Is the Chief Justice worth keeping?

Today or tomorrow, the Senate of the Republic of the Philippines, sitting as an Impeachment Court, will decide whether or not Renato C. Corona, the 23rd Chief Justice of the country’s Supreme Court, culpably violated the Constitution and betrayed public trust.

The prosecution and defense teams will respectively argue for Corona’s conviction or acquittal before each senator-juror votes him guilty or not guilty.

From an initial eight, there are now three articles of impeachment under consideration.

The first is based on Corona’s failure to be forthright in his Sworn Statement of Assets, Liabilities and Networth.

Last week, he admitted owning assets of more than US $2 million and over P80 million—all undeclared, he said, because he believes that Republic Act 6426 or the Foreign Currency Deposits Act (FCDA) shrouds his greenbacks in absolute confidentiality and his pesos are not entirely his but co-mingled with his kin’s.

Even granting that Corona acted in good faith in leaning on the FCDA to keep some assets under wraps, he nevertheless repeatedly flouted the spirit of truthfulness that animates our transparency and accountability laws, thereby forfeiting the Filipino people’s faith in him.

Worse, the Chief Justice appears to have perjured by undervaluing his dollar deposits to about US $2 million, since, according to the prosecution, he withdrew more than US $3 million last December.

The second article stems from Corona’s failure to meet the Constitution’s standards of “competence, integrity, probity, and independence” for a member of the judiciary.

The Chief Justice is accused of:

1. allowing the Supreme Court to act on letters filed by a counsel which caused the issuance of flip-flopping decisions in final and executory cases,

2. entanglement with former president Gloria Macapagal-Arroyo, representative of the 2nd district of Pampanga, through her appointment of his wife to office and

3. discussing with litigants cases pending before the SC.

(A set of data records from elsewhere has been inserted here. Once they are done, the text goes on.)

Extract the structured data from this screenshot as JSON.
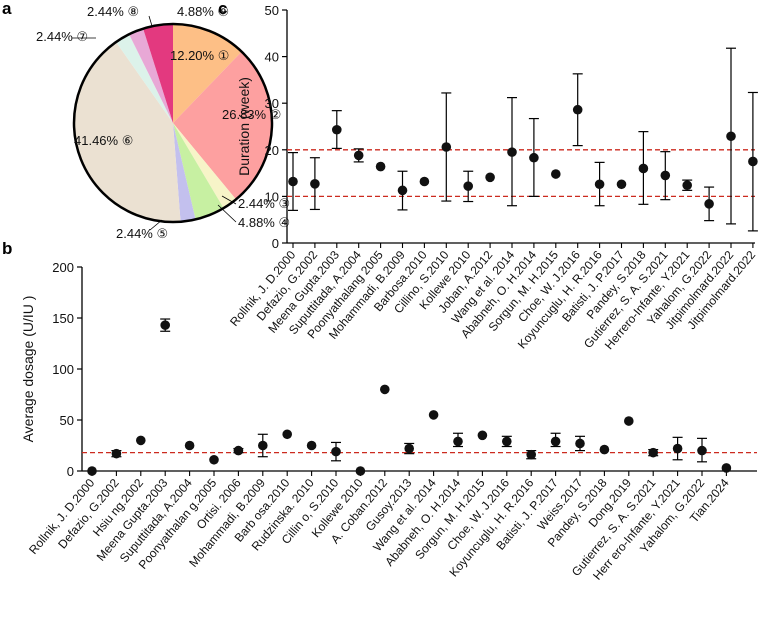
{
  "panel_labels": {
    "a": "a",
    "b": "b",
    "c": "c"
  },
  "colors": {
    "red_line": "#cc2a1f",
    "axis": "#000000",
    "pie": [
      "#fdbf86",
      "#fda0a0",
      "#f7f4c8",
      "#c7f0a2",
      "#c3c0ee",
      "#ebe1d2",
      "#dcf2ea",
      "#e8a8d6",
      "#e3397f"
    ]
  },
  "chart_data": [
    {
      "panel": "a",
      "type": "pie",
      "title": "",
      "slices": [
        {
          "marker": "①",
          "label": "12.20% ①",
          "value": 12.2
        },
        {
          "marker": "②",
          "label": "26.83% ②",
          "value": 26.83
        },
        {
          "marker": "③",
          "label": "2.44% ③",
          "value": 2.44
        },
        {
          "marker": "④",
          "label": "4.88% ④",
          "value": 4.88
        },
        {
          "marker": "⑤",
          "label": "2.44% ⑤",
          "value": 2.44
        },
        {
          "marker": "⑥",
          "label": "41.46% ⑥",
          "value": 41.46
        },
        {
          "marker": "⑦",
          "label": "2.44% ⑦",
          "value": 2.44
        },
        {
          "marker": "⑧",
          "label": "2.44% ⑧",
          "value": 2.44
        },
        {
          "marker": "⑨",
          "label": "4.88% ⑨",
          "value": 4.88
        }
      ]
    },
    {
      "panel": "b",
      "type": "scatter",
      "title": "",
      "xlabel": "",
      "ylabel": "Average dosage (U/IU )",
      "ylim": [
        0,
        200
      ],
      "yticks": [
        0,
        50,
        100,
        150,
        200
      ],
      "reference_line": 18,
      "categories": [
        "Rollnik, J. D.2000",
        "Defazio, G.2002",
        "Hsiu ng.2002",
        "Meena Gupta.2003",
        "Suputtitada, A.2004",
        "Poonyathalan g.2005",
        "Ortisi. 2006",
        "Mohammadi, B.2009",
        "Barb osa.2010",
        "Rudzinska. 2010",
        "Cillin o, S.2010",
        "Kollewe 2010",
        "A. Coban.2012",
        "Gusoy.2013",
        "Wang et al. 2014",
        "Ababneh, O. H.2014",
        "Sorgun, M. H.2015",
        "Choe, W. J.2016",
        "Koyuncuglu, H. R.2016",
        "Batisti, J. P.2017",
        "Weiss.2017",
        "Pandey, S.2018",
        "Dong.2019",
        "Gutierrez, S. A. S.2021",
        "Herr ero-Infante, Y.2021",
        "Yahalom, G.2022",
        "Tian.2024"
      ],
      "values": [
        0,
        17,
        30,
        143,
        25,
        11,
        20,
        25,
        36,
        25,
        19,
        0,
        80,
        22,
        55,
        29,
        35,
        29,
        16,
        29,
        27,
        21,
        49,
        18,
        22,
        20,
        3
      ],
      "err_low": [
        null,
        14,
        null,
        137,
        null,
        null,
        18,
        14,
        null,
        null,
        10,
        null,
        null,
        17,
        null,
        24,
        null,
        24,
        12,
        24,
        20,
        null,
        null,
        15,
        11,
        9,
        null
      ],
      "err_high": [
        null,
        20,
        null,
        149,
        null,
        null,
        22,
        36,
        null,
        null,
        28,
        null,
        null,
        27,
        null,
        37,
        null,
        34,
        20,
        37,
        34,
        null,
        null,
        21,
        33,
        32,
        null
      ]
    },
    {
      "panel": "c",
      "type": "scatter",
      "title": "",
      "xlabel": "",
      "ylabel": "Duration (week)",
      "ylim": [
        0,
        50
      ],
      "yticks": [
        0,
        10,
        20,
        30,
        40,
        50
      ],
      "reference_lines": [
        10,
        20
      ],
      "categories": [
        "Rollnik, J. D.2000",
        "Defazio, G.2002",
        "Meena Gupta.2003",
        "Suputtitada, A.2004",
        "Poonyathalang 2005",
        "Mohammadi, B.2009",
        "Barbosa.2010",
        "Cillino, S.2010",
        "Kollewe 2010",
        "Joban, A.2012",
        "Wang et al. 2014",
        "Ababneh, O. H.2014",
        "Sorgun, M. H.2015",
        "Choe, W. J.2016",
        "Koyuncuglu, H. R.2016",
        "Batisti, J. P.2017",
        "Pandey, S.2018",
        "Gutierrez, S. A. S.2021",
        "Herrero-Infante, Y.2021",
        "Yahalom, G.2022",
        "Jitpimolmard.2022",
        "Jitpimolmard.2022"
      ],
      "values": [
        13.2,
        12.7,
        24.3,
        18.8,
        16.4,
        11.3,
        13.2,
        20.6,
        12.2,
        14.1,
        19.5,
        18.3,
        14.8,
        28.6,
        12.6,
        12.6,
        16.0,
        14.5,
        12.4,
        8.4,
        22.9,
        17.5
      ],
      "err_low": [
        7.0,
        7.2,
        20.3,
        17.4,
        null,
        7.1,
        null,
        9.0,
        8.9,
        null,
        8.0,
        10.0,
        null,
        20.9,
        8.0,
        null,
        8.3,
        9.3,
        11.3,
        4.8,
        4.1,
        2.6
      ],
      "err_high": [
        19.4,
        18.3,
        28.4,
        20.2,
        null,
        15.4,
        null,
        32.2,
        15.4,
        null,
        31.2,
        26.7,
        null,
        36.3,
        17.3,
        null,
        23.9,
        19.6,
        13.5,
        12.0,
        41.8,
        32.3
      ]
    }
  ]
}
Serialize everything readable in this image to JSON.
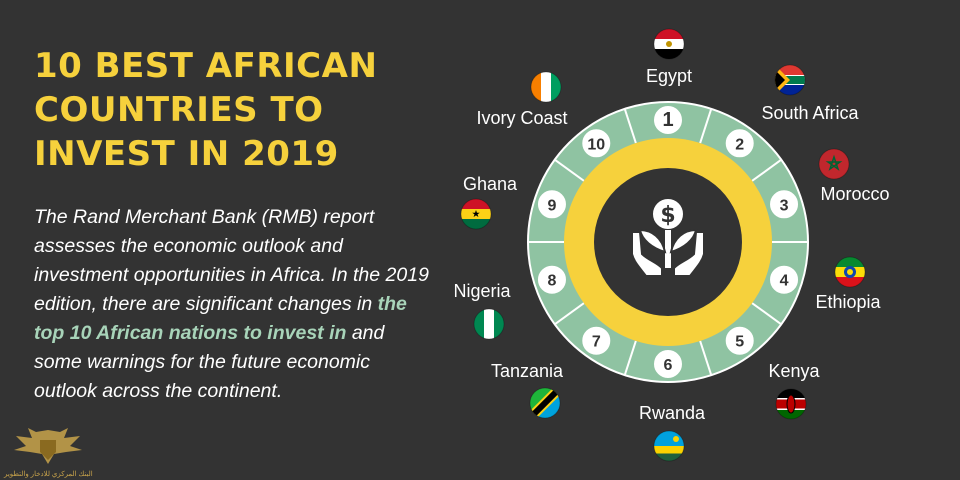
{
  "title": {
    "line1": "10 BEST AFRICAN",
    "line2": "COUNTRIES TO",
    "line3": "INVEST IN 2019"
  },
  "description": {
    "part1": "The Rand Merchant Bank (RMB) report assesses the economic outlook and investment opportunities in Africa. In the 2019 edition, there are significant changes in ",
    "highlight": "the top 10 African nations to invest in",
    "part2": " and some warnings for the future economic outlook across the continent."
  },
  "colors": {
    "background": "#333333",
    "title": "#f6d13c",
    "highlight": "#a8d4b9",
    "ring_green": "#8fc3a2",
    "ring_yellow": "#f6d13c",
    "center": "#333333"
  },
  "center_icon": "money-plant-in-hands-icon",
  "rankings": [
    {
      "rank": "1",
      "country": "Egypt",
      "flag": "egypt-flag-icon"
    },
    {
      "rank": "2",
      "country": "South Africa",
      "flag": "south-africa-flag-icon"
    },
    {
      "rank": "3",
      "country": "Morocco",
      "flag": "morocco-flag-icon"
    },
    {
      "rank": "4",
      "country": "Ethiopia",
      "flag": "ethiopia-flag-icon"
    },
    {
      "rank": "5",
      "country": "Kenya",
      "flag": "kenya-flag-icon"
    },
    {
      "rank": "6",
      "country": "Rwanda",
      "flag": "rwanda-flag-icon"
    },
    {
      "rank": "7",
      "country": "Tanzania",
      "flag": "tanzania-flag-icon"
    },
    {
      "rank": "8",
      "country": "Nigeria",
      "flag": "nigeria-flag-icon"
    },
    {
      "rank": "9",
      "country": "Ghana",
      "flag": "ghana-flag-icon"
    },
    {
      "rank": "10",
      "country": "Ivory Coast",
      "flag": "ivory-coast-flag-icon"
    }
  ],
  "watermark": {
    "logo": "eagle-shield-logo",
    "text": "البنك المركزي للادخار والتطوير"
  }
}
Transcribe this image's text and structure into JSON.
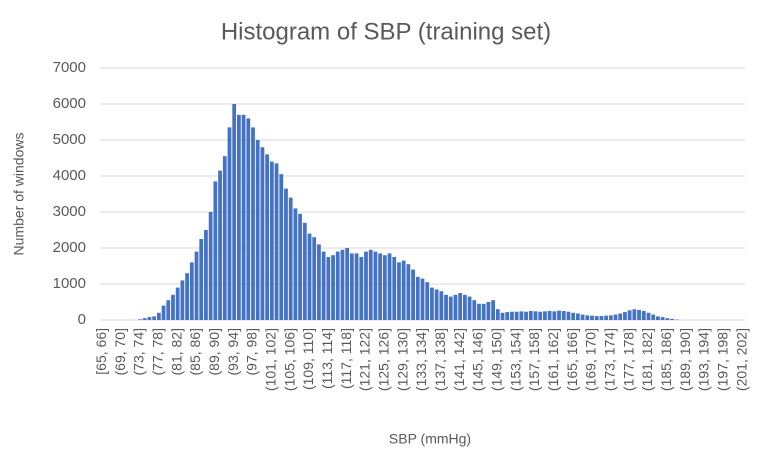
{
  "chart_data": {
    "type": "bar",
    "title": "Histogram of SBP (training set)",
    "x_label": "SBP (mmHg)",
    "y_label": "Number of windows",
    "categories": [
      "[65, 66]",
      null,
      null,
      null,
      "(69, 70]",
      null,
      null,
      null,
      "(73, 74]",
      null,
      null,
      null,
      "(77, 78]",
      null,
      null,
      null,
      "(81, 82]",
      null,
      null,
      null,
      "(85, 86]",
      null,
      null,
      null,
      "(89, 90]",
      null,
      null,
      null,
      "(93, 94]",
      null,
      null,
      null,
      "(97, 98]",
      null,
      null,
      null,
      "(101, 102]",
      null,
      null,
      null,
      "(105, 106]",
      null,
      null,
      null,
      "(109, 110]",
      null,
      null,
      null,
      "(113, 114]",
      null,
      null,
      null,
      "(117, 118]",
      null,
      null,
      null,
      "(121, 122]",
      null,
      null,
      null,
      "(125, 126]",
      null,
      null,
      null,
      "(129, 130]",
      null,
      null,
      null,
      "(133, 134]",
      null,
      null,
      null,
      "(137, 138]",
      null,
      null,
      null,
      "(141, 142]",
      null,
      null,
      null,
      "(145, 146]",
      null,
      null,
      null,
      "(149, 150]",
      null,
      null,
      null,
      "(153, 154]",
      null,
      null,
      null,
      "(157, 158]",
      null,
      null,
      null,
      "(161, 162]",
      null,
      null,
      null,
      "(165, 166]",
      null,
      null,
      null,
      "(169, 170]",
      null,
      null,
      null,
      "(173, 174]",
      null,
      null,
      null,
      "(177, 178]",
      null,
      null,
      null,
      "(181, 182]",
      null,
      null,
      null,
      "(185, 186]",
      null,
      null,
      null,
      "(189, 190]",
      null,
      null,
      null,
      "(193, 194]",
      null,
      null,
      null,
      "(197, 198]",
      null,
      null,
      null,
      "(201, 202]"
    ],
    "values": [
      0,
      0,
      0,
      0,
      0,
      0,
      0,
      0,
      20,
      50,
      80,
      100,
      200,
      400,
      550,
      700,
      900,
      1100,
      1300,
      1600,
      1900,
      2250,
      2500,
      3000,
      3850,
      4150,
      4550,
      5350,
      6000,
      5700,
      5700,
      5600,
      5350,
      5000,
      4800,
      4600,
      4400,
      4350,
      4050,
      3650,
      3400,
      3100,
      2950,
      2700,
      2400,
      2300,
      2100,
      1900,
      1750,
      1800,
      1900,
      1950,
      2000,
      1850,
      1850,
      1750,
      1900,
      1950,
      1900,
      1850,
      1800,
      1850,
      1750,
      1600,
      1650,
      1550,
      1400,
      1200,
      1150,
      1050,
      900,
      850,
      800,
      700,
      650,
      700,
      750,
      700,
      650,
      550,
      450,
      450,
      500,
      550,
      300,
      200,
      220,
      230,
      230,
      240,
      230,
      250,
      240,
      230,
      240,
      250,
      240,
      260,
      250,
      230,
      200,
      180,
      150,
      130,
      120,
      110,
      110,
      120,
      130,
      150,
      180,
      220,
      270,
      300,
      280,
      250,
      200,
      150,
      100,
      80,
      50,
      30,
      10,
      0,
      0,
      0,
      0,
      0,
      0,
      0,
      0,
      0,
      0,
      0,
      0,
      0,
      0
    ],
    "color": "#4472c4",
    "ylim": [
      0,
      7000
    ],
    "yticks": [
      0,
      1000,
      2000,
      3000,
      4000,
      5000,
      6000,
      7000
    ],
    "grid": true
  }
}
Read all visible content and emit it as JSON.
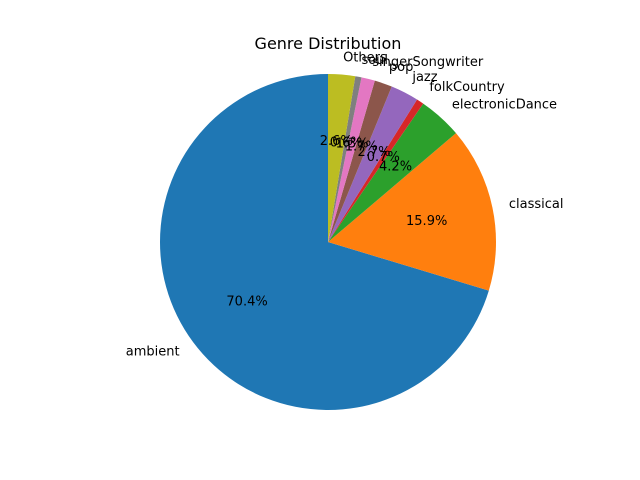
{
  "chart_data": {
    "type": "pie",
    "title": "Genre Distribution",
    "slices": [
      {
        "label": "ambient",
        "value": 70.4,
        "pct_label": "70.4%",
        "color": "#1f77b4"
      },
      {
        "label": "classical",
        "value": 15.9,
        "pct_label": "15.9%",
        "color": "#ff7f0e"
      },
      {
        "label": "electronicDance",
        "value": 4.2,
        "pct_label": "4.2%",
        "color": "#2ca02c"
      },
      {
        "label": "folkCountry",
        "value": 0.7,
        "pct_label": "0.7%",
        "color": "#d62728"
      },
      {
        "label": "jazz",
        "value": 2.7,
        "pct_label": "2.7%",
        "color": "#9467bd"
      },
      {
        "label": "pop",
        "value": 1.7,
        "pct_label": "1.7%",
        "color": "#8c564b"
      },
      {
        "label": "singerSongwriter",
        "value": 1.3,
        "pct_label": "1.3%",
        "color": "#e377c2"
      },
      {
        "label": "soul",
        "value": 0.6,
        "pct_label": "0.6%",
        "color": "#7f7f7f"
      },
      {
        "label": "Others",
        "value": 2.6,
        "pct_label": "2.6%",
        "color": "#bcbd22"
      }
    ],
    "start_angle_deg": 90,
    "direction": "counterclockwise",
    "legend": "none"
  }
}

In the third article of impeachment, the Chief Justice is accused of partiality in granting a temporary restraining order (TRO) against a travel ban on Arroyo and her husband Jose Miguel, deeming the order effective even if the couple failed to comply with its conditions.

That would have given the Arroyos the chance to escape prosecution.

If Corona is acquitted, he will remain in office. If convicted, he will be removed, barred forever from government service and prosecuted and tried in a court of law.

To render a just decision, every senator-juror needs to answer in essence only one question:

Shall we foist on the sovereign people a Chief Justice, a supposed model lawyer and public servant, who dissembles as he loathes our Constitution’s demand for accountability, accommodates trifling with jurisprudence, and lawyers for his political patrons?